Financial liabilities are derecognised when the limited liability partnership’s obligations expire or are discharged or cancelled.
The costs of short-term employee benefits are recognised as a liability and an expense.
The cost of any unused holiday entitlement is recognised in the period in which the employee’s services are received.
Termination benefits are recognised immediately as an expense when the limited liability partnership is demonstrably committed to terminate the employment of an employee or to provide termination benefits.
Payments to defined contribution retirement benefit schemes are charged as an expense as they fall due.
Rentals payable under operating leases, including any lease incentives received, are charged to profit or loss on a straight line basis over the term of the relevant lease except where another more systematic basis is more representative of the time pattern in which economic benefits from the leased asset are consumed.
Transactions in currencies other than pounds sterling are recorded at the rates of exchange prevailing at the dates of the transactions. At each reporting end date, monetary assets and liabilities that are denominated in foreign currencies are retranslated at the rates prevailing on the reporting end date. Gains and losses arising on translation are included in the Statement of Comprehensive Income for the period.
In the application of the limited liability partnership’s accounting policies, the members are required to make judgements, estimates and assumptions about the carrying amount of assets and liabilities that are not readily apparent from other sources. The estimates and associated assumptions are based on historical experience and other factors that are considered to be relevant. Actual results may differ from these estimates.
The estimates and underlying assumptions are reviewed on an ongoing basis. Revisions to accounting estimates are recognised in the period in which the estimate is revised where the revision affects only that period, or in the period of the revision and future periods where the revision affects both current and future periods.
Revenue from legal services is assessed on an individual basis with revenue earned being ascertained based on time spent to date. Time costs incurred on a particular matter are assessed regularly and subject to management review.

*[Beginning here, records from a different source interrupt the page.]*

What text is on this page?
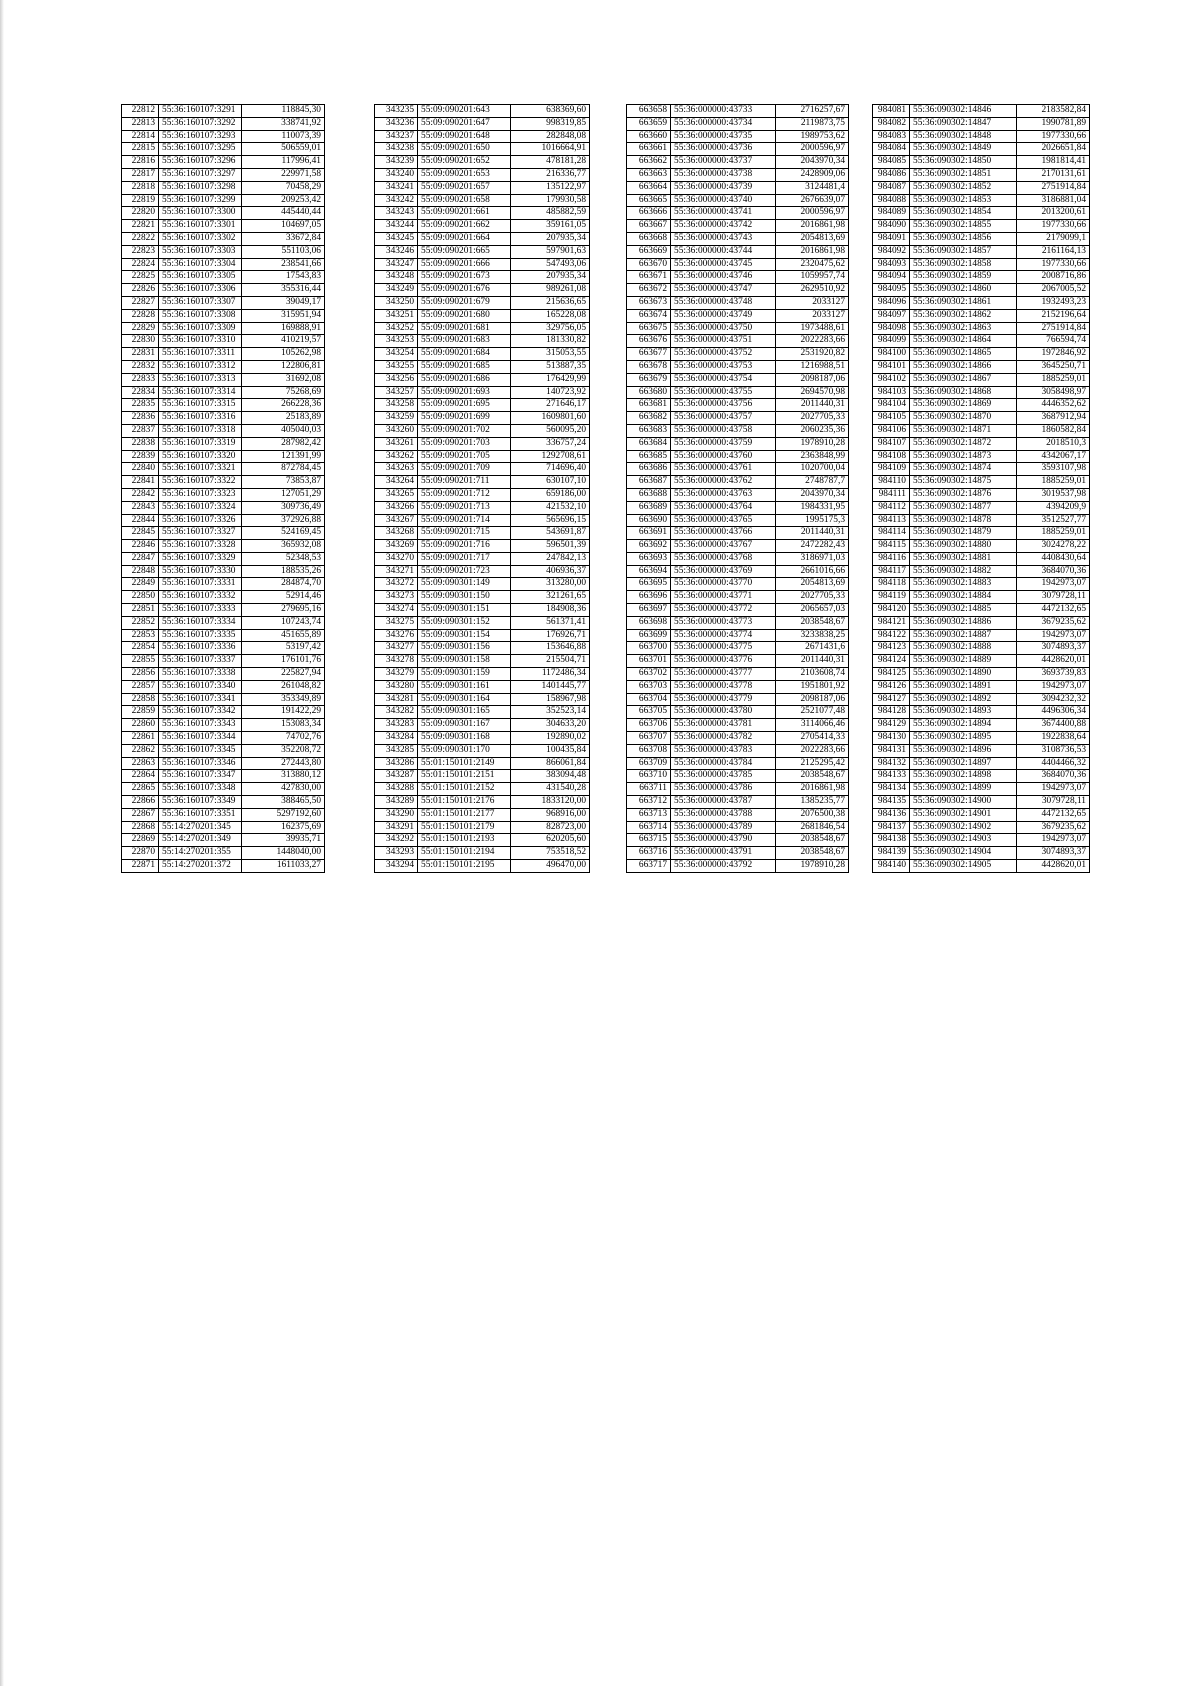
22812	55:36:160107:3291	118845,30
22813	55:36:160107:3292	338741,92
22814	55:36:160107:3293	110073,39
22815	55:36:160107:3295	506559,01
22816	55:36:160107:3296	117996,41
22817	55:36:160107:3297	229971,58
22818	55:36:160107:3298	70458,29
22819	55:36:160107:3299	209253,42
22820	55:36:160107:3300	445440,44
22821	55:36:160107:3301	104697,05
22822	55:36:160107:3302	33672,84
22823	55:36:160107:3303	551103,06
22824	55:36:160107:3304	238541,66
22825	55:36:160107:3305	17543,83
22826	55:36:160107:3306	355316,44
22827	55:36:160107:3307	39049,17
22828	55:36:160107:3308	315951,94
22829	55:36:160107:3309	169888,91
22830	55:36:160107:3310	410219,57
22831	55:36:160107:3311	105262,98
22832	55:36:160107:3312	122806,81
22833	55:36:160107:3313	31692,08
22834	55:36:160107:3314	75268,69
22835	55:36:160107:3315	266228,36
22836	55:36:160107:3316	25183,89
22837	55:36:160107:3318	405040,03
22838	55:36:160107:3319	287982,42
22839	55:36:160107:3320	121391,99
22840	55:36:160107:3321	872784,45
22841	55:36:160107:3322	73853,87
22842	55:36:160107:3323	127051,29
22843	55:36:160107:3324	309736,49
22844	55:36:160107:3326	372926,88
22845	55:36:160107:3327	524169,45
22846	55:36:160107:3328	365932,08
22847	55:36:160107:3329	52348,53
22848	55:36:160107:3330	188535,26
22849	55:36:160107:3331	284874,70
22850	55:36:160107:3332	52914,46
22851	55:36:160107:3333	279695,16
22852	55:36:160107:3334	107243,74
22853	55:36:160107:3335	451655,89
22854	55:36:160107:3336	53197,42
22855	55:36:160107:3337	176101,76
22856	55:36:160107:3338	225827,94
22857	55:36:160107:3340	261048,82
22858	55:36:160107:3341	353349,89
22859	55:36:160107:3342	191422,29
22860	55:36:160107:3343	153083,34
22861	55:36:160107:3344	74702,76
22862	55:36:160107:3345	352208,72
22863	55:36:160107:3346	272443,80
22864	55:36:160107:3347	313880,12
22865	55:36:160107:3348	427830,00
22866	55:36:160107:3349	388465,50
22867	55:36:160107:3351	5297192,60
22868	55:14:270201:345	162375,69
22869	55:14:270201:349	39935,71
22870	55:14:270201:355	1448040,00
22871	55:14:270201:372	1611033,27
343235	55:09:090201:643	638369,60
343236	55:09:090201:647	998319,85
343237	55:09:090201:648	282848,08
343238	55:09:090201:650	1016664,91
343239	55:09:090201:652	478181,28
343240	55:09:090201:653	216336,77
343241	55:09:090201:657	135122,97
343242	55:09:090201:658	179930,58
343243	55:09:090201:661	485882,59
343244	55:09:090201:662	359161,05
343245	55:09:090201:664	207935,34
343246	55:09:090201:665	597901,63
343247	55:09:090201:666	547493,06
343248	55:09:090201:673	207935,34
343249	55:09:090201:676	989261,08
343250	55:09:090201:679	215636,65
343251	55:09:090201:680	165228,08
343252	55:09:090201:681	329756,05
343253	55:09:090201:683	181330,82
343254	55:09:090201:684	315053,55
343255	55:09:090201:685	513887,35
343256	55:09:090201:686	176429,99
343257	55:09:090201:693	140723,92
343258	55:09:090201:695	271646,17
343259	55:09:090201:699	1609801,60
343260	55:09:090201:702	560095,20
343261	55:09:090201:703	336757,24
343262	55:09:090201:705	1292708,61
343263	55:09:090201:709	714696,40
343264	55:09:090201:711	630107,10
343265	55:09:090201:712	659186,00
343266	55:09:090201:713	421532,10
343267	55:09:090201:714	565696,15
343268	55:09:090201:715	543691,87
343269	55:09:090201:716	596501,39
343270	55:09:090201:717	247842,13
343271	55:09:090201:723	406936,37
343272	55:09:090301:149	313280,00
343273	55:09:090301:150	321261,65
343274	55:09:090301:151	184908,36
343275	55:09:090301:152	561371,41
343276	55:09:090301:154	176926,71
343277	55:09:090301:156	153646,88
343278	55:09:090301:158	215504,71
343279	55:09:090301:159	1172486,34
343280	55:09:090301:161	1401445,77
343281	55:09:090301:164	158967,98
343282	55:09:090301:165	352523,14
343283	55:09:090301:167	304633,20
343284	55:09:090301:168	192890,02
343285	55:09:090301:170	100435,84
343286	55:01:150101:2149	866061,84
343287	55:01:150101:2151	383094,48
343288	55:01:150101:2152	431540,28
343289	55:01:150101:2176	1833120,00
343290	55:01:150101:2177	968916,00
343291	55:01:150101:2179	828723,00
343292	55:01:150101:2193	620205,60
343293	55:01:150101:2194	753518,52
343294	55:01:150101:2195	496470,00
663658	55:36:000000:43733	2716257,67
663659	55:36:000000:43734	2119873,75
663660	55:36:000000:43735	1989753,62
663661	55:36:000000:43736	2000596,97
663662	55:36:000000:43737	2043970,34
663663	55:36:000000:43738	2428909,06
663664	55:36:000000:43739	3124481,4
663665	55:36:000000:43740	2676639,07
663666	55:36:000000:43741	2000596,97
663667	55:36:000000:43742	2016861,98
663668	55:36:000000:43743	2054813,69
663669	55:36:000000:43744	2016861,98
663670	55:36:000000:43745	2320475,62
663671	55:36:000000:43746	1059957,74
663672	55:36:000000:43747	2629510,92
663673	55:36:000000:43748	2033127
663674	55:36:000000:43749	2033127
663675	55:36:000000:43750	1973488,61
663676	55:36:000000:43751	2022283,66
663677	55:36:000000:43752	2531920,82
663678	55:36:000000:43753	1216988,51
663679	55:36:000000:43754	2098187,06
663680	55:36:000000:43755	2694570,98
663681	55:36:000000:43756	2011440,31
663682	55:36:000000:43757	2027705,33
663683	55:36:000000:43758	2060235,36
663684	55:36:000000:43759	1978910,28
663685	55:36:000000:43760	2363848,99
663686	55:36:000000:43761	1020700,04
663687	55:36:000000:43762	2748787,7
663688	55:36:000000:43763	2043970,34
663689	55:36:000000:43764	1984331,95
663690	55:36:000000:43765	1995175,3
663691	55:36:000000:43766	2011440,31
663692	55:36:000000:43767	2472282,43
663693	55:36:000000:43768	3186971,03
663694	55:36:000000:43769	2661016,66
663695	55:36:000000:43770	2054813,69
663696	55:36:000000:43771	2027705,33
663697	55:36:000000:43772	2065657,03
663698	55:36:000000:43773	2038548,67
663699	55:36:000000:43774	3233838,25
663700	55:36:000000:43775	2671431,6
663701	55:36:000000:43776	2011440,31
663702	55:36:000000:43777	2103608,74
663703	55:36:000000:43778	1951801,92
663704	55:36:000000:43779	2098187,06
663705	55:36:000000:43780	2521077,48
663706	55:36:000000:43781	3114066,46
663707	55:36:000000:43782	2705414,33
663708	55:36:000000:43783	2022283,66
663709	55:36:000000:43784	2125295,42
663710	55:36:000000:43785	2038548,67
663711	55:36:000000:43786	2016861,98
663712	55:36:000000:43787	1385235,77
663713	55:36:000000:43788	2076500,38
663714	55:36:000000:43789	2681846,54
663715	55:36:000000:43790	2038548,67
663716	55:36:000000:43791	2038548,67
663717	55:36:000000:43792	1978910,28
984081	55:36:090302:14846	2183582,84
984082	55:36:090302:14847	1990781,89
984083	55:36:090302:14848	1977330,66
984084	55:36:090302:14849	2026651,84
984085	55:36:090302:14850	1981814,41
984086	55:36:090302:14851	2170131,61
984087	55:36:090302:14852	2751914,84
984088	55:36:090302:14853	3186881,04
984089	55:36:090302:14854	2013200,61
984090	55:36:090302:14855	1977330,66
984091	55:36:090302:14856	2179099,1
984092	55:36:090302:14857	2161164,13
984093	55:36:090302:14858	1977330,66
984094	55:36:090302:14859	2008716,86
984095	55:36:090302:14860	2067005,52
984096	55:36:090302:14861	1932493,23
984097	55:36:090302:14862	2152196,64
984098	55:36:090302:14863	2751914,84
984099	55:36:090302:14864	766594,74
984100	55:36:090302:14865	1972846,92
984101	55:36:090302:14866	3645250,71
984102	55:36:090302:14867	1885259,01
984103	55:36:090302:14868	3058498,97
984104	55:36:090302:14869	4446352,62
984105	55:36:090302:14870	3687912,94
984106	55:36:090302:14871	1860582,84
984107	55:36:090302:14872	2018510,3
984108	55:36:090302:14873	4342067,17
984109	55:36:090302:14874	3593107,98
984110	55:36:090302:14875	1885259,01
984111	55:36:090302:14876	3019537,98
984112	55:36:090302:14877	4394209,9
984113	55:36:090302:14878	3512527,77
984114	55:36:090302:14879	1885259,01
984115	55:36:090302:14880	3024278,22
984116	55:36:090302:14881	4408430,64
984117	55:36:090302:14882	3684070,36
984118	55:36:090302:14883	1942973,07
984119	55:36:090302:14884	3079728,11
984120	55:36:090302:14885	4472132,65
984121	55:36:090302:14886	3679235,62
984122	55:36:090302:14887	1942973,07
984123	55:36:090302:14888	3074893,37
984124	55:36:090302:14889	4428620,01
984125	55:36:090302:14890	3693739,83
984126	55:36:090302:14891	1942973,07
984127	55:36:090302:14892	3094232,32
984128	55:36:090302:14893	4496306,34
984129	55:36:090302:14894	3674400,88
984130	55:36:090302:14895	1922838,64
984131	55:36:090302:14896	3108736,53
984132	55:36:090302:14897	4404466,32
984133	55:36:090302:14898	3684070,36
984134	55:36:090302:14899	1942973,07
984135	55:36:090302:14900	3079728,11
984136	55:36:090302:14901	4472132,65
984137	55:36:090302:14902	3679235,62
984138	55:36:090302:14903	1942973,07
984139	55:36:090302:14904	3074893,37
984140	55:36:090302:14905	4428620,01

The LLP makes an estimate of the recoverable value of trade debtors and other debtors. When assessing impairments of trade and other debtors, management considers factors including the ageing profile of debtors and historical experience.
The average number of persons (excluding members) employed by the partnership during the year was:
Included within other creditors are unpaid pension contributions amounting to £368 (2023: £5,004).
On 25 November 2020 the LLP provided a joint and several guarantee against the bank borrowings of Sullivan & Worcester LLP, including a floating charge over the assets of Sullivan & Worcester UK LLP.
In the event of a winding up, the amounts included in "Loans and other debts due to members" will rank equally with unsecured creditors.
The financial statements were audited by Moore Kingston Smith LLP. The audit report was unqualified and signed by John Staniforth as senior statutory auditor.
Included in creditors: amounts falling due after more than one year is £11,836,399 (2023: £10,959,739) owed to Sullivan & Worcester LLP, a US LLP in which J Carpenter, M Sullivan, W Curry and G Wynne are members. The amount has been loaned from Sullivan & Worcester LLP in order to finance the setup of the UK LLP. The loan carried a rate of interest of 4.80% from 1 July 2023 and increased to 5.06% from 1 July 2024, and is to be repaid no later than 31 March 2027. The interest charged on the loan for the year ended 31 December 2024 was £555,904 (2023: £335,709). In the year a management charge of £680,968 (2023: £633,103) was charged by Sullivan & Worcester LLP to Sullivan & Worcester UK LLP.